Wie gehen Sie mit dieser Vielfalt im Unterricht konkret um?
Zunächst mal besteht eine wesentliche Grundlage des Unterrichtes darin, voneinander zu lernen. In den ersten zwei Schuljahren legen wir bei den Schülern die Basis dafür. In Klasse eins und zwei lernen sie, wie man gemeinsam lernt. Diese Fähigkeit können die Lehrer dann unmittelbar im Unterricht aufnehmen und schauen, wer sich für welches Thema als Tutor eignet. Dafür müssen sie aber zunächst die Stärken und Schwächen der Einzelnen erkennen.

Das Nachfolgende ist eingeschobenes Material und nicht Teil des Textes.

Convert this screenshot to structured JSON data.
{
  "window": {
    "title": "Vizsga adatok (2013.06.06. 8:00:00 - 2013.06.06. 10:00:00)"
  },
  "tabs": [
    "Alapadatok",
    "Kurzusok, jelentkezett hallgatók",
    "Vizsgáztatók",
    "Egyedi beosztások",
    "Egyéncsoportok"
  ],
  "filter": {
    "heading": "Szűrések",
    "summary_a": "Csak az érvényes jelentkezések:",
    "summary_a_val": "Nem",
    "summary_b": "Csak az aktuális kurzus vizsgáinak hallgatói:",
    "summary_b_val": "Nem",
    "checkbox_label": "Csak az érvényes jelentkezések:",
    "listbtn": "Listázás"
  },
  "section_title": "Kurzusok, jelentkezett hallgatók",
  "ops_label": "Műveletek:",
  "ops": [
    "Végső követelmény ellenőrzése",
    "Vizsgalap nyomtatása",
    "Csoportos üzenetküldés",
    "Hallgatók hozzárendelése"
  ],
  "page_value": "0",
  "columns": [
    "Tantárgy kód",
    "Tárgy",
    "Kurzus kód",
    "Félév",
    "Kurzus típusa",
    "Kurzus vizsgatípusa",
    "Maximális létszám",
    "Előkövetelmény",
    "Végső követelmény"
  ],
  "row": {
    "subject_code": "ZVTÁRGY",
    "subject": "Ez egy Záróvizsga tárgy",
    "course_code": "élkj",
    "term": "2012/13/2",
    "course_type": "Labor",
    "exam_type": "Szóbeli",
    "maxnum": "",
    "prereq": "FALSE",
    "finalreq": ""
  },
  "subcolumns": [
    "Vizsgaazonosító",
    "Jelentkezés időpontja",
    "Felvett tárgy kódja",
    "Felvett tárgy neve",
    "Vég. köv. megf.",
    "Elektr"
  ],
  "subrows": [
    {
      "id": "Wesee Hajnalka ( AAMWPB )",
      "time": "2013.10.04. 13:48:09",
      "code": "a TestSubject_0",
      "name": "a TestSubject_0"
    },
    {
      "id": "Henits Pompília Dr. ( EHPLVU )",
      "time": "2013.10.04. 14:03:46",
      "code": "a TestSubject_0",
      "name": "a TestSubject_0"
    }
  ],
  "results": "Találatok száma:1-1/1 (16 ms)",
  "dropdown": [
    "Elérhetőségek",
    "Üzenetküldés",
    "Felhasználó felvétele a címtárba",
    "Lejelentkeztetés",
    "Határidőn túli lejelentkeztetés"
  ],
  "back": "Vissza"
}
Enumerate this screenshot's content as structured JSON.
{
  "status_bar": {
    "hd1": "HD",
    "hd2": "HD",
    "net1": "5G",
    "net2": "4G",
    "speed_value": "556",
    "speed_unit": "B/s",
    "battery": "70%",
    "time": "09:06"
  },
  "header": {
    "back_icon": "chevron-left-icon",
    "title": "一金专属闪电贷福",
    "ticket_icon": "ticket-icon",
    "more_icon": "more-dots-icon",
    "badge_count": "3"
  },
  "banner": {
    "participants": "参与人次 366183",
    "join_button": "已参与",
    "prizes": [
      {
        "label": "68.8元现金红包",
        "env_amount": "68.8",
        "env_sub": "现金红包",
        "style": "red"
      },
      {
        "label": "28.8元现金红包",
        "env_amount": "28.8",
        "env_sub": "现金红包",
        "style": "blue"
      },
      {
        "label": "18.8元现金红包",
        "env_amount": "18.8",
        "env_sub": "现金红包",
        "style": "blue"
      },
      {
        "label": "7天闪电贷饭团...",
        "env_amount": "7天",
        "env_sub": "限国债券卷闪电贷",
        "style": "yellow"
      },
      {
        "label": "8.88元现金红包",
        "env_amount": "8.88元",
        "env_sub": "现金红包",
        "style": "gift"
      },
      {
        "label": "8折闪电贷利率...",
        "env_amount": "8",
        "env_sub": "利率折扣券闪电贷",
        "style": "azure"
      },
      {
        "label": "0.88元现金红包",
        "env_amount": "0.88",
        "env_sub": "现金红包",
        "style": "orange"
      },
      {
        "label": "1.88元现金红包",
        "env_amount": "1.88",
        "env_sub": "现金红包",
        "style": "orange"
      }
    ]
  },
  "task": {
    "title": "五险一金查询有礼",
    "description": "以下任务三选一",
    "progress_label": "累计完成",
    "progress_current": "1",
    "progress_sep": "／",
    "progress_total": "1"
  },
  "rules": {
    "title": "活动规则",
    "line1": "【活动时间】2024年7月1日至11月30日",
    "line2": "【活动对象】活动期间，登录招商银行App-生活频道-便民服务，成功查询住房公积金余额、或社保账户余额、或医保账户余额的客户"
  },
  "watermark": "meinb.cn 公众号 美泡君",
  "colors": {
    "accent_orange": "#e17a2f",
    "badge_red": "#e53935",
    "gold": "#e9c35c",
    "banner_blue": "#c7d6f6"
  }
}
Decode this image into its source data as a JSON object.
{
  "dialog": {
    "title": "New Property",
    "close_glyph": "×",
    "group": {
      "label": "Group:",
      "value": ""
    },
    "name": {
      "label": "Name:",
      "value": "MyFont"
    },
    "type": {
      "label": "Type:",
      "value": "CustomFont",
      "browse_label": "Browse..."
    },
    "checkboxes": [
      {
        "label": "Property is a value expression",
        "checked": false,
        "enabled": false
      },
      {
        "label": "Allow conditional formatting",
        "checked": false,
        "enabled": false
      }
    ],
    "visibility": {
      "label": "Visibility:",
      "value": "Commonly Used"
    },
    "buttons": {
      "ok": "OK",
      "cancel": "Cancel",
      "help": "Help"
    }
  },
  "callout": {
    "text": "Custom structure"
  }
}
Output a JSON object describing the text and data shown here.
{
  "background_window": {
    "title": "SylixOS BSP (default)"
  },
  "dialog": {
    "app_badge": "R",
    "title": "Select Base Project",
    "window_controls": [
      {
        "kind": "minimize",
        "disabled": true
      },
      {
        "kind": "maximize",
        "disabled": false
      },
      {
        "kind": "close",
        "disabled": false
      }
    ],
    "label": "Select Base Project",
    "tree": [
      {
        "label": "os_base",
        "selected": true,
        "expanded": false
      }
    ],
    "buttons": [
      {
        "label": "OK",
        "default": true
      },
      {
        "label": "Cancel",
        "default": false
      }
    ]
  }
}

Es ist dabei übrigens nicht so, dass Kinder mit individuellem Förderbedarf ständig von Kindern ohne Beeinträchtigung angeleitet werden. Das ist auch so ein Mythos. Gerade bei praktischen Aufgaben zeigen sich Kinder mit Behinderungen zum Teil viel pfiffiger und einfallsreicher als Regelschüler, die vielleicht schon lesen können.
Wir haben eine wissenschaftliche Begleitstudie laufen, die uns seit unseren Anfängen begleitet. Die hat unter anderem festgestellt, dass an der Waldhofschule kein Kind glaubt, dass es grundsätzlich für Schule oder das Erlernen bestimmter Dinge zu doof sei. Das ist ein scheinbar banaler Aspekt, der aber in einer Lernumgebung mit 50 Prozent beeinträchtigten Kindern ungeheuer wichtig ist. Die Kinder aus der Einzelintegration zu Zeiten der reinen Förderschule waren teilweise hoch frustriert und demotiviert. Das gibt es bei uns nicht.
Wie haben die Regelschullehrer an Ihrer Schule gelernt, mit der Unterschiedlichkeit der Kinder umzugehen?
Die Fachlehrer von der Grundschule hatten natürlich zunächst einen schwierigeren Weg zu beschreiten als die Sonderpädagogen. Als Erstes muss ein grundlegendes Verständnis dahingehend hergestellt werden, dass in jeder Hinsicht kooperativ gearbeitet wird. Inklusive Schule heißt nicht, dass die Regelschullehrer sich um die Kinder ohne Förderbedarf kümmern und die Sonderpädagogen um die Behinderten. Inklusive Schule gelingt nur gemeinsam. Dafür haben wir uns dann auch am Anfang zusammen hingesetzt und daran gearbeitet, wie ein gemeinsamer Unterricht aussehen muss. Das war ein durchaus schweres Stück Arbeit. Aber daraus hat sich unter anderem entwickelt, dass es an der Waldhofschule nur noch 20 bis 30 Prozent Frontalunterricht gibt. Die übrige Zeit wird als Lernlandschaft gestaltet, die gemeinsam vom Pädagogenteam entwickelt und umgesetzt wird.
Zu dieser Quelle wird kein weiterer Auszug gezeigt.